July 30, 2009

  • The Wicker Picker Upper

    Last Saturday I felt lazy, so  I wandered across the street to have coffee with the neighbors who were in the midst of a garage sale.  They had it all:  baby stuff, quilts, old shoes, lamps without shades, more baby stuff,  and a whole lotta wicker goin' on. 

     
    Personally, I never understood America's fascination with wicker;  it's too darn stiff and I never got used to that godawful crunch sound every time I sit in a wicker chair (furniture shouldn't be "extra crispy").  Other people like wicker, however.  In fact, the neighbor-lady up the road LOVES wicker.  When she pulled up to the driveway in her SUV, I saw her eyes lit up.  She was gazing upon the wicker that dreams are made of:  A giant "Morticia Addams" chair and a bench to go along with it.  The price?  Twenty bucks, but since she was a neighbor an' all, she got the whole kit-and-kaboodle for two.
     
    Then came the dilemma.
     
    She couldn't fit her newly-purchased wicker in her SUV.  That's when Good Samaritan Me stepped up.   Feeling right neighborly, I announced, "No problem!  Let me carry them over to your house for you."   The neighbor-lady smiled, "You will?  That's great!  And listen, you don't even have to come up the road.  Bring it through the woods.  Just cut through that yard and find the path and then go across the field and you'll find my backyard."  Then she peeled out, leaving me in a cloud of SUV dust.
     
    So there I was, grappling with two giant pieces of wicker with loose wicker-sticks jutting out at dangerous angles, finding their way into my sensitive body parts.  As I cut through someone's yard I couldn't help but notice the big chain link fence with the words BEWARE OF DOG prominently displayed.  Deciding not to test the validity of the sign, I took an even firmer grip of the wicker and moved even faster. 
     
    Navigating this unwieldy crap through the dense forest, I began to feel a bit like an Appalachian (if Appalachians had wicker).  Branches were smacking me in the face, almost knocking my glasses off.  Briars and potential poison-ivy abounded.  There were random pieces of wood lying around, full of nails and tetanus.  I narrowly missed a few sinkholes.  I wondered if I would arrive alive.  
     
    Finally, there was a clearing.  It was the neighbor-lady's house.  I made it, and with only a few cuts and a pair of muddy sneakers.  
     
    The neighbor-lady happily snatched the wicker from my hands and rewarded me for my efforts by giving me a large unmarked bag of tortilla chips (which is why the wicker couldn't fit in the SUV in the first place; there were four giant crates of unmarked tortilla chips in the back).  In the olden days I would have been given a plucked chicken or a freshly baked pie, but these are different times, my friend.  All I got was a large unmarked bag of tortilla chips. 
     
    Anybody got salsa?

                                                                                                  ---- Ed Kaz

Comments (7)

  • I haven't had wicker furniture since 1977 when I went to work in the morning, a wicker chair in the apartment, and came home that evening, the wicker chair conspicuously absent, wicker detritus in small piles in the 1977 orange shag carpet and a contented look on the dog's face. 

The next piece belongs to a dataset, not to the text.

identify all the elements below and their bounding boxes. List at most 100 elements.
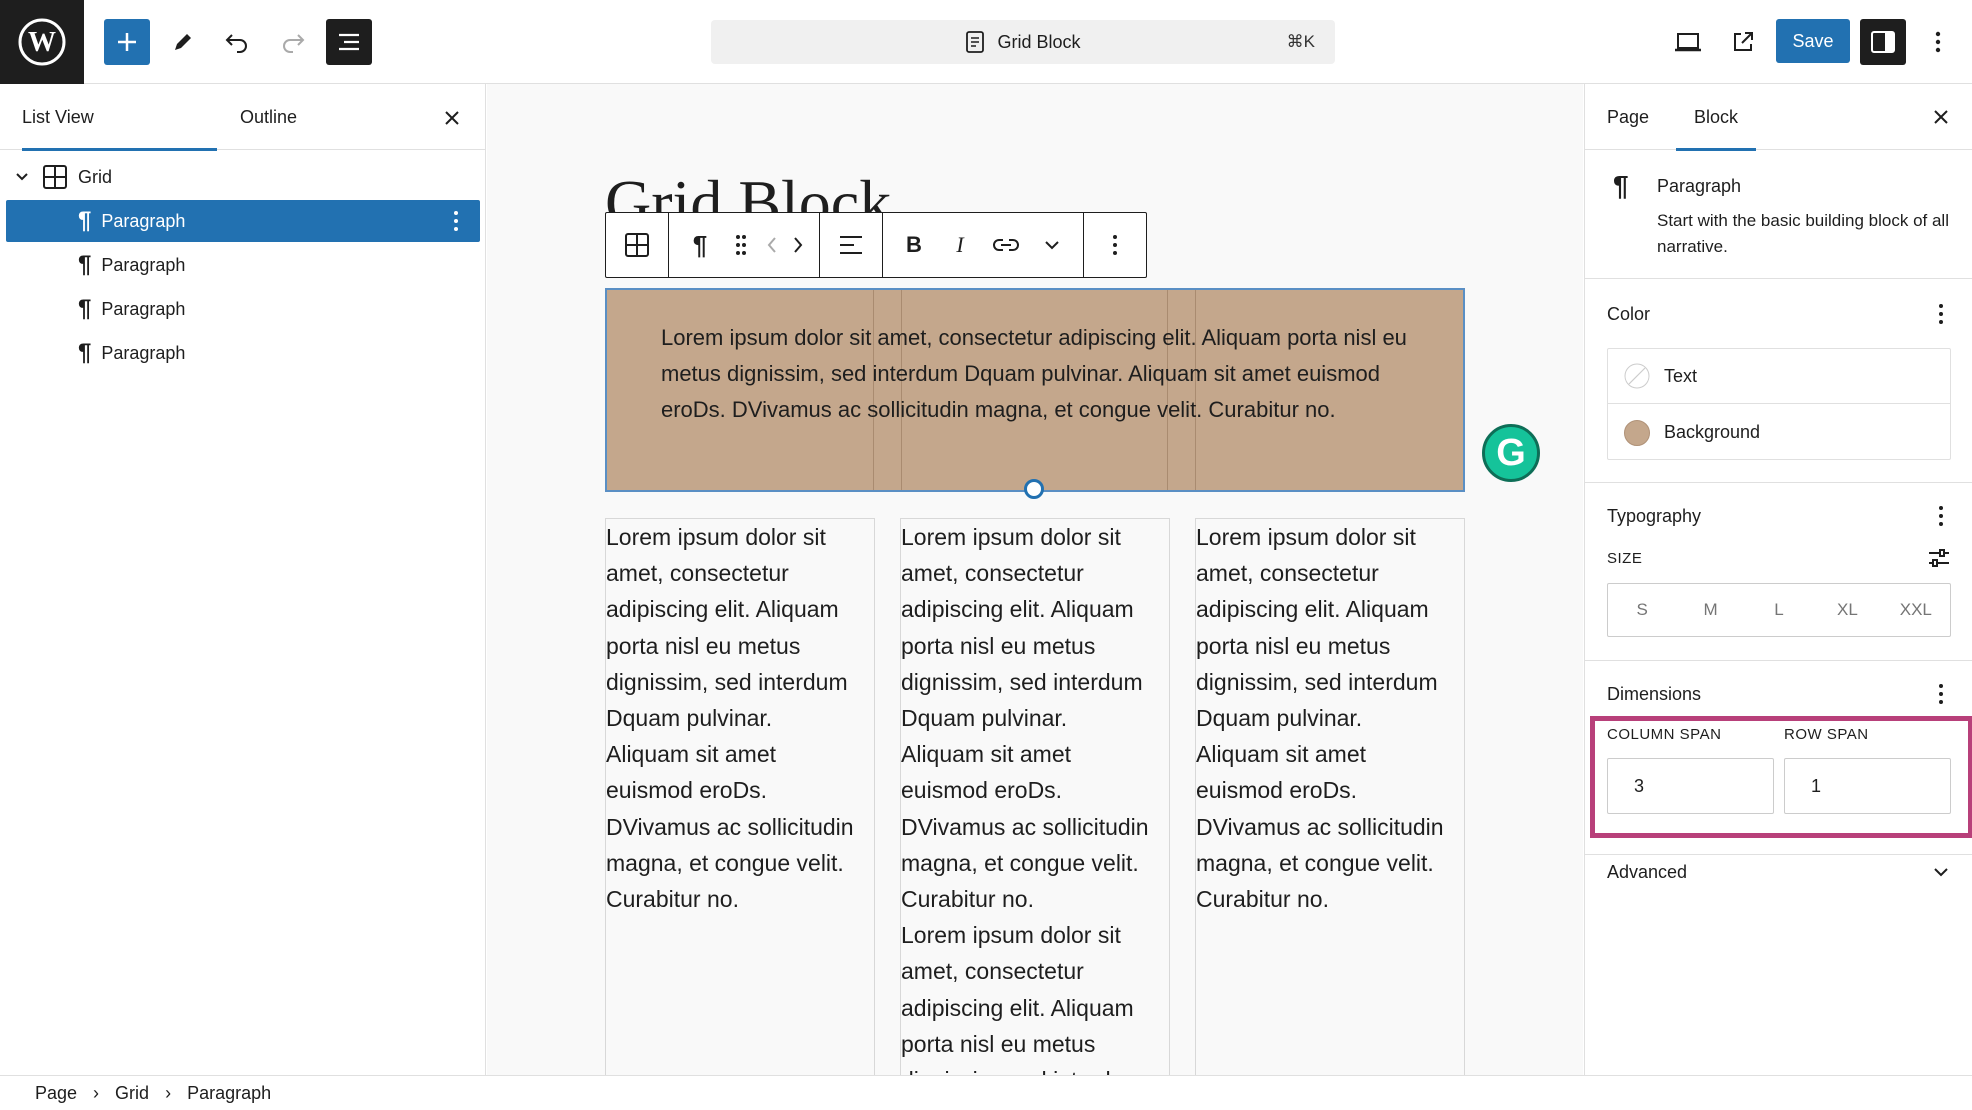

  • I don't like crunchy furniture either - but you were a good, brave and mighty neighbor lol

  • you can't make this stuff up - well, YOU could.. but i believe it...

  • that is a good "real story" and at least you got something for your good deed -remember the saying "no good deed goes unpunished"

  • And you had something to bribe the beware-worthy dog with, as the lady did not think to offer you a ride home.

  • Aren't you the good neighbor! What I'm trying to figure out thought is what kind of party she is planning with 4 cases of chips?

  • Wicker.  It's not just for breakfast anymore.